Years ago, I had the opportunity to ask former Secretary of the Treasury Lawrence Summers a question. As he walked in one direction and I in the other, I waited for our paths to cross and then said that I taught economics and wondered what he thought was the most important idea my students could learn. Barely pausing, he said, “the power of the market,” and continued onward.
The Path of the Ivory
In order to learn about the (illegal) ivory trade, National Geographic planted their own fake tusks in the real supply chain. The tusks were made by a taxidermist who copied confiscated tusks from the U.S. Fish and Wildlife Service. Inside the fake tusks, he embedded custom-made GPS devices equipped with satellite tracking.
Our goal right now is to trace the fake tusks’ path and price as they moved across Africa.
Step 1 is the bush where real ivory tusks sell for somewhere between $66 and $397 a pound.
The Beginning of the Ivory Trade Supply Chain
(Yellow dots indicate payment sites in the bush.)
Step 2 takes us to a consolidation hub in the southeastern section of Central African Republic. At a consolidation hub, the ivory would have been sold for somewhere between $220 and $496 a pound.

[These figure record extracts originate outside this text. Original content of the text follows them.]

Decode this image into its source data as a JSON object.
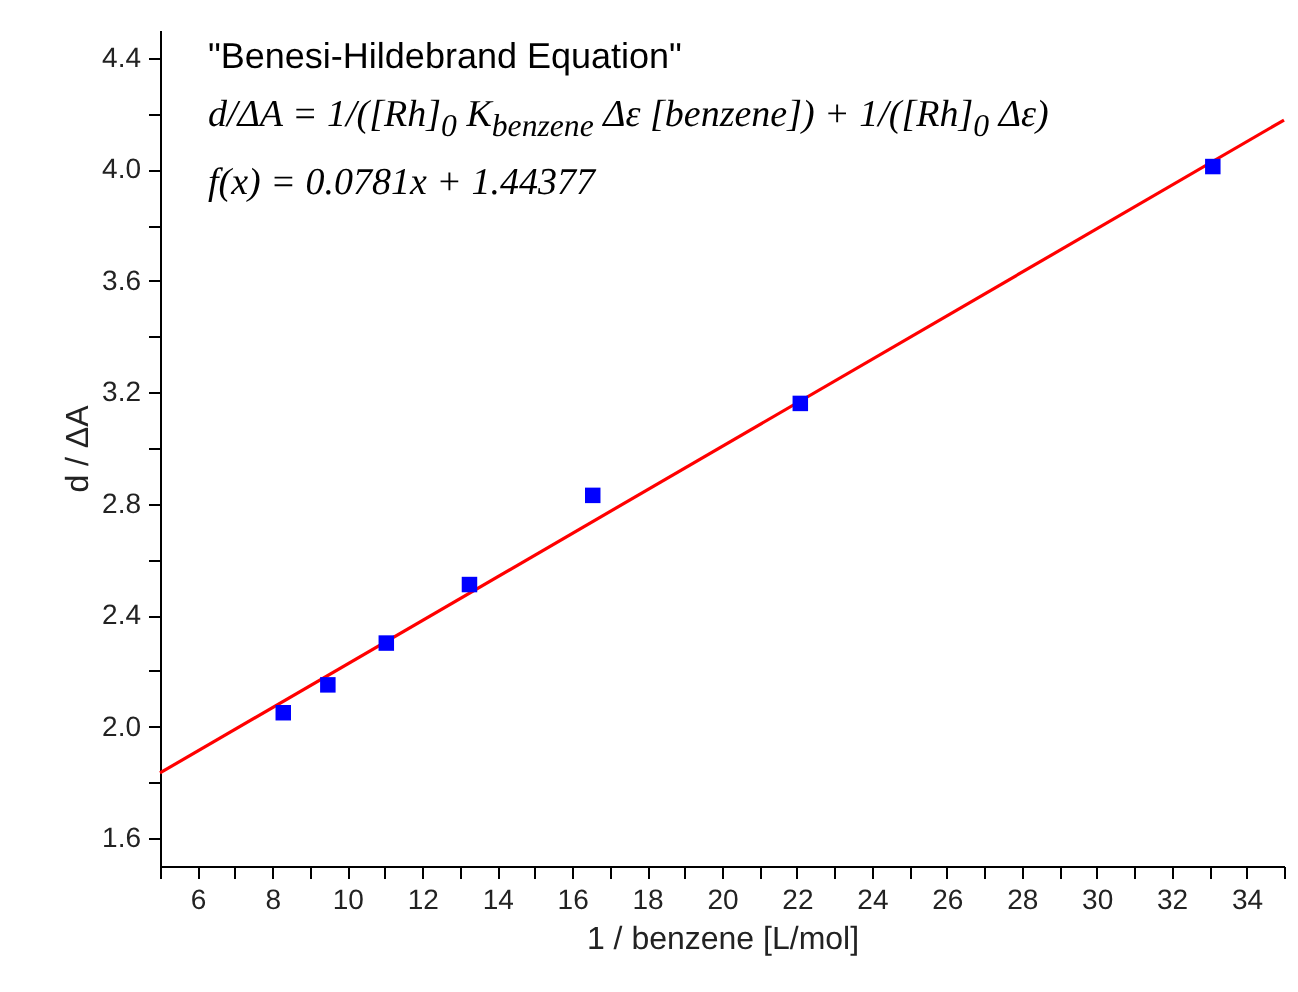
{
  "chart_data": {
    "type": "scatter",
    "xlabel": "1 / benzene [L/mol]",
    "ylabel": "d / ΔA",
    "annotations": [
      "\"Benesi-Hildebrand Equation\"",
      "d/ΔA = 1/([Rh]$_{0}$ K$_{benzene}$ Δε [benzene]) + 1/([Rh]$_{0}$ Δε)",
      "f(x) = 0.0781x + 1.44377"
    ],
    "series": [
      {
        "type": "scatter",
        "color": "#0000ff",
        "marker": "square",
        "x": [
          8.29,
          9.48,
          11.04,
          13.26,
          16.55,
          22.09,
          33.1
        ],
        "values": [
          2.05,
          2.15,
          2.3,
          2.51,
          2.83,
          3.16,
          4.01
        ]
      },
      {
        "type": "line",
        "color": "#ff0000",
        "line_style": "solid",
        "x": [
          5,
          35
        ],
        "values": [
          1.834,
          4.177
        ]
      }
    ],
    "xlim": [
      5,
      35
    ],
    "ylim": [
      1.5,
      4.5
    ],
    "xticks": [
      {
        "value": 5,
        "label": null
      },
      6,
      {
        "value": 7,
        "label": null
      },
      8,
      {
        "value": 9,
        "label": null
      },
      10,
      {
        "value": 11,
        "label": null
      },
      12,
      {
        "value": 13,
        "label": null
      },
      14,
      {
        "value": 15,
        "label": null
      },
      16,
      {
        "value": 17,
        "label": null
      },
      18,
      {
        "value": 19,
        "label": null
      },
      20,
      {
        "value": 21,
        "label": null
      },
      22,
      {
        "value": 23,
        "label": null
      },
      24,
      {
        "value": 25,
        "label": null
      },
      26,
      {
        "value": 27,
        "label": null
      },
      28,
      {
        "value": 29,
        "label": null
      },
      30,
      {
        "value": 31,
        "label": null
      },
      32,
      {
        "value": 33,
        "label": null
      },
      34,
      {
        "value": 35,
        "label": null
      }
    ],
    "yticks": [
      {
        "value": 1.6,
        "label": "1.6"
      },
      {
        "value": 1.8,
        "label": null
      },
      {
        "value": 2.0,
        "label": "2.0"
      },
      {
        "value": 2.2,
        "label": null
      },
      {
        "value": 2.4,
        "label": "2.4"
      },
      {
        "value": 2.6,
        "label": null
      },
      {
        "value": 2.8,
        "label": "2.8"
      },
      {
        "value": 3.0,
        "label": null
      },
      {
        "value": 3.2,
        "label": "3.2"
      },
      {
        "value": 3.4,
        "label": null
      },
      {
        "value": 3.6,
        "label": "3.6"
      },
      {
        "value": 3.8,
        "label": null
      },
      {
        "value": 4.0,
        "label": "4.0"
      },
      {
        "value": 4.2,
        "label": null
      },
      {
        "value": 4.4,
        "label": "4.4"
      }
    ],
    "grid": false
  }
}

The Middle of the Ivory Trade Supply Chain
(Red dots indicate consolidation hubs and major transit areas. Black lines are trade routes.)
With Step 3, we have the ivory ready to be exported. In the National Geographic article, after 53 days and 592 miles, the fake tusks had not yet reached their final African stop. Here the price again bumps up, this time to as much as $882.
The African End of the Ivory Trade Supply Chain
(Red stars and dots indicate export hubs or major markets. Black lines are trade routes.)
The real price pop though is in Asia where the tusks could fetch $4630 a pound.